The Loeb Classical Library is that red- (Latin) and green- (Greek) jacketed friend of Classics students the world over. They are cribs, basically, with facing pages of ancient text and English translation. Many an under-prepared student has surreptitiously slipped a Loeb inside the respectable, somber blue-bound Oxford edition and thus made it through section with dignity intact. The texts are not authoritative, and lack an apparatus criticus, while the translations are usually very, very bad. But, newer editions are better, and they get the job done. Try using Lattimore's translation of Aeschylus as an aid to reading sometime and tell me how you fare. (Spoiler: badly. And please don't tell me you just sit down with the dictionary, commentary and the OCT, either. No, you don't, not until the third read.) The Loeb's have a funny feature, though. When things get too racy in the Greek text, (see Aristophanes, passim) the facing text suddenly becomes (slightly bowlderized) Latin. The editors, in their desire to protect schoolboys from smut, seem to have reasoned that if their Latin was good enough to get them through they were old enough to know about buggery. But what about the Latin texts? What to do with, say, Catullus XVI (oh, all right, and passim)? This is where the editors got clever. In these cases the English text suddenly becomes Italian. Clearly, any lad old enough to have learned such a racy language, spoken by such emotional people and so on, can learn about forcible oral sodomy and what not. (Yes, the Romans had a word for it. Fine, it's pedicare.)
UPDATE: I was wondering about this myself in the wee hours of the night, but Mitch kindly pointed it out. To orally sodomize someone is actially irrumare; pedicare is just the regular anal kind. They both appear in the first line of Catullus XVI; I couldn't remember which was which and my Latin dictionary is at John's office for no reason. Hope this didn't result in any awkwardness for time-travelling blog readers in the meanwhile.
Ah yes, "pedicabo ego uos et irrumabo". Those verbs certainly weren't in our pocket Latin dictionaries. (Aside: Why is it so fun to learn dirty words in a foreign language?) I remember well just how flustered and redfaced our rather proper Latin teacher got as he rendered them, quite accurately actually, into modern colloquial English. Number 58 triggered in him the same fits of blushing and stammering, but he did a great job of patiently explaining how "magnanimi" was a double entendre.
Posted by: Mitch Mills | November 12, 2003 at 10:06 PM
Hold on a second, isn't "pedicare" the one about the buggery, and "irrumare" the one about the, um, other practice?
I just want to be sure, so I won't make any faux pas the next time I speak to, say, the Pope.

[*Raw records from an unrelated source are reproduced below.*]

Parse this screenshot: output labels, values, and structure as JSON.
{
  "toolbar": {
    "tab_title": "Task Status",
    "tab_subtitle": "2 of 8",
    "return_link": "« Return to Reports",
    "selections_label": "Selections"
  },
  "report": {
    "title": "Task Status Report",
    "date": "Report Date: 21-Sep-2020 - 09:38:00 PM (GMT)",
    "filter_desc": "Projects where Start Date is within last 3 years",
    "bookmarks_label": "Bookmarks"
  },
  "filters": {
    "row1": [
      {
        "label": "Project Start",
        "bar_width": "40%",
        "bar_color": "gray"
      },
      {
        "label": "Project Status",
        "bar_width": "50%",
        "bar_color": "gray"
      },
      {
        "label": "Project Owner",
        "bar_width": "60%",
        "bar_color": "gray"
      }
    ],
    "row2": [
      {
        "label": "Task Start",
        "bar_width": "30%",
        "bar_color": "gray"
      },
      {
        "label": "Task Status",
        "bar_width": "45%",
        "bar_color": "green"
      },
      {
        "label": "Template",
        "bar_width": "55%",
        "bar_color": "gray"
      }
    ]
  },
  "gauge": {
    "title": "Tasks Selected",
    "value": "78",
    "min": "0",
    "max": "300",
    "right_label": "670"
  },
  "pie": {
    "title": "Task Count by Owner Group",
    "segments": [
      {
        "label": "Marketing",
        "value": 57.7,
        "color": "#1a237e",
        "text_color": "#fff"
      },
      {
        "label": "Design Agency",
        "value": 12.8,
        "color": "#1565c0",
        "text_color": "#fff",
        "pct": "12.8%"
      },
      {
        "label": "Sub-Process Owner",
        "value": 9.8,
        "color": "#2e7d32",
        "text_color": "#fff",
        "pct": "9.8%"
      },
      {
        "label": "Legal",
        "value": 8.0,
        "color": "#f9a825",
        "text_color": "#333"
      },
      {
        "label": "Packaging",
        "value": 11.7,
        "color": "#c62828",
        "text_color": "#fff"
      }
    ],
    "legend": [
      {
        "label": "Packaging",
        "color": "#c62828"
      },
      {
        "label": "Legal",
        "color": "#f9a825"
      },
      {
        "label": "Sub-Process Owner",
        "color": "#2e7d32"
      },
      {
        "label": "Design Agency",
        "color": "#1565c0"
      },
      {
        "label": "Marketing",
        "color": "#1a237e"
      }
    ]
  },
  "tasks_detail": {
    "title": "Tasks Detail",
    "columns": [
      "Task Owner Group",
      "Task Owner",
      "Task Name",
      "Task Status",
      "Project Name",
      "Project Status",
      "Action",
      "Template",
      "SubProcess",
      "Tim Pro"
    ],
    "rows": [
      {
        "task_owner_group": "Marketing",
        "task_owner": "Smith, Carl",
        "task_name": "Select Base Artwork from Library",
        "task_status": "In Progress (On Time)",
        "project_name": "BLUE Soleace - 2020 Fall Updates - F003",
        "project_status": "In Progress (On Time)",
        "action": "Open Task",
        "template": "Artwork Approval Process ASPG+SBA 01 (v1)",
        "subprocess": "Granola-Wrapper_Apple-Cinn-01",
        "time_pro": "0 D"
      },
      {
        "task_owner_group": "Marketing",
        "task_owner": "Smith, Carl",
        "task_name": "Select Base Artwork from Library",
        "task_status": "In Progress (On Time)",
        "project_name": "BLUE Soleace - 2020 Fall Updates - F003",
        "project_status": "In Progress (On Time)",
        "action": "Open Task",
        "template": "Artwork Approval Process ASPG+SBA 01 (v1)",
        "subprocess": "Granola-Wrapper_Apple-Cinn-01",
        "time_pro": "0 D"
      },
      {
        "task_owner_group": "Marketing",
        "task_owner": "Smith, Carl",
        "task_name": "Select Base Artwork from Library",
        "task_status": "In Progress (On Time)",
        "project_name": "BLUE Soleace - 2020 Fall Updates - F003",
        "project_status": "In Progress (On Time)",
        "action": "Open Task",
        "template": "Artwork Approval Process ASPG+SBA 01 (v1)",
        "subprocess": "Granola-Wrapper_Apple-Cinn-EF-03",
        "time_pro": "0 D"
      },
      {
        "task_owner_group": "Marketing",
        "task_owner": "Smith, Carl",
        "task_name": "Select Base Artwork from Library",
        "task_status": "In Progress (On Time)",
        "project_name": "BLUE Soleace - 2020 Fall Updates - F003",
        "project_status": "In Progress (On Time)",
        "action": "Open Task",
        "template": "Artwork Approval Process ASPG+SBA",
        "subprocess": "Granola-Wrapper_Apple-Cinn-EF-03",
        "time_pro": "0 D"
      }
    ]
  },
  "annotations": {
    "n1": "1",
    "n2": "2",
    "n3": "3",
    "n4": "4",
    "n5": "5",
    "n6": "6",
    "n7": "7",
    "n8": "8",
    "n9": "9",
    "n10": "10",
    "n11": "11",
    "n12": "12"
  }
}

Posted by: Mitch Mills | November 12, 2003 at 10:22 PM
According to The Student's Catullus, pedicare is indeed about buggery and irrumare fellatio. For conversation with the Pope (about which cardinal is cinaedissumus, or something) I'd just stick to the more general-purpose (ec)futuere, though.
Posted by: ben wolfson | November 13, 2003 at 11:17 AM
Hilarious! Thanks for posting this.
Posted by: Asaf Bartov | November 13, 2003 at 03:11 PM
Ha! Thank you for reminding me. There is a reason why I know all the bad words in Greek, Latin, Italian (and English) and not in my native Norwegian.
Posted by: Klara | November 13, 2003 at 03:49 PM
Yeah, fellatur qui irrumat, irrumatur qui fellat.